C’est faux. La poupée était originellement réservée aux classes favorisées, mais n’était pas spécifiquement destinée aux filles. C’est le cas de tous les autres jouets: seuls les enfants des classes nobles avaient des jouets, les enfants pauvres, quant à eux, devaient travailler dès leur plus jeune âge. Ce n’est que très récemment que les jouets sont devenus sexués.

Dans l’Antiquité, les enfants jouaient avec des dînettes ou des animaux en terre cuite, ainsi qu’avec des jetons, des billes, fabriqués à partir d’os ou de terre cuite, qu’on a retrouvés plus tard dans des tombeaux. Au Moyen Âge, ils jouaient avec des cerceaux, des bâtons, des chevaux de bois, dont on retrouve des traces à travers la peinture.

La poupée apparaît au XVIe siècle. Mais elle reste l’apanage des classes favorisées: plus qu’une question de sexe, c’était une question de classe sociale. On sait ainsi que le roi de France Louis XIII y jouait. D’ailleurs, jusqu’à l’âge de 3-4 ans, les enfants étaient maintenus dans une relative indifférenciation en termes d’habillement et de coupes de cheveux: on le constate sur les gravures, prince ou princesse, la chevelure bouclée et la robe étaient de mise.

Au XVIIIe siècle, l’irruption du métal sonne le début de l’industrie du jouet: soldats d’étain ou de plomb, tambours et trompettes sont les précurseurs du jouet en série, qui apparaît au XIXe siècle. Plus médiatisé, le jouet apparaît alors dans une plus grande diversité de matériau et de couleurs, mais les classes favorisées continuent d’en conserver le monopole, les enfants pauvres travaillant à l’usine ou au champ pour subvenir aux besoins de leur famille.

Ce n’est qu’au XXe siècle que le jouet se démocratise. Les nouveaux modes de production ont en effet permis d’en diminuer le coût. Parallèlement, Noël devient une fête importante associée aux cadeaux et aux jouets que l’on offre aux enfants. C’est à ce moment-là de l’histoire que les jouets ont tendance à devenir de plus en plus sexués.

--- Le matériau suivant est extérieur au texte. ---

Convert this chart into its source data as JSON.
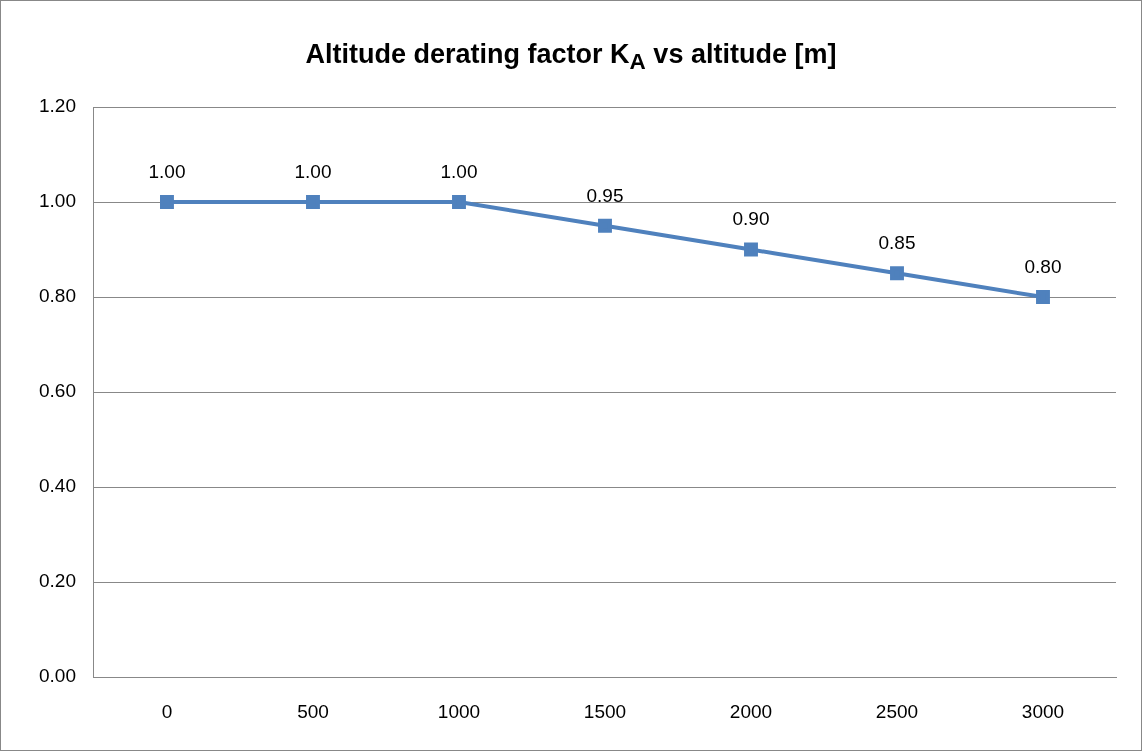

Et si la poupée est entrée dans l’univers du jouet féminin, c’est parce que les jouets sont une représentation dichotomique du monde adulte, divisé en masculin et féminin. La poupée a été comme naturalisée, biologisée: à l’époque, seules les femmes s’occupaient des enfants, seules les petites filles s’occuperaient donc des poupées. Ce concept marketing est tellement ancré que le fait que les pères occupent désormais une place plus importante dans l’éducation des enfants n’est pas représenté: pour tous, la poupée est un jeu féminin.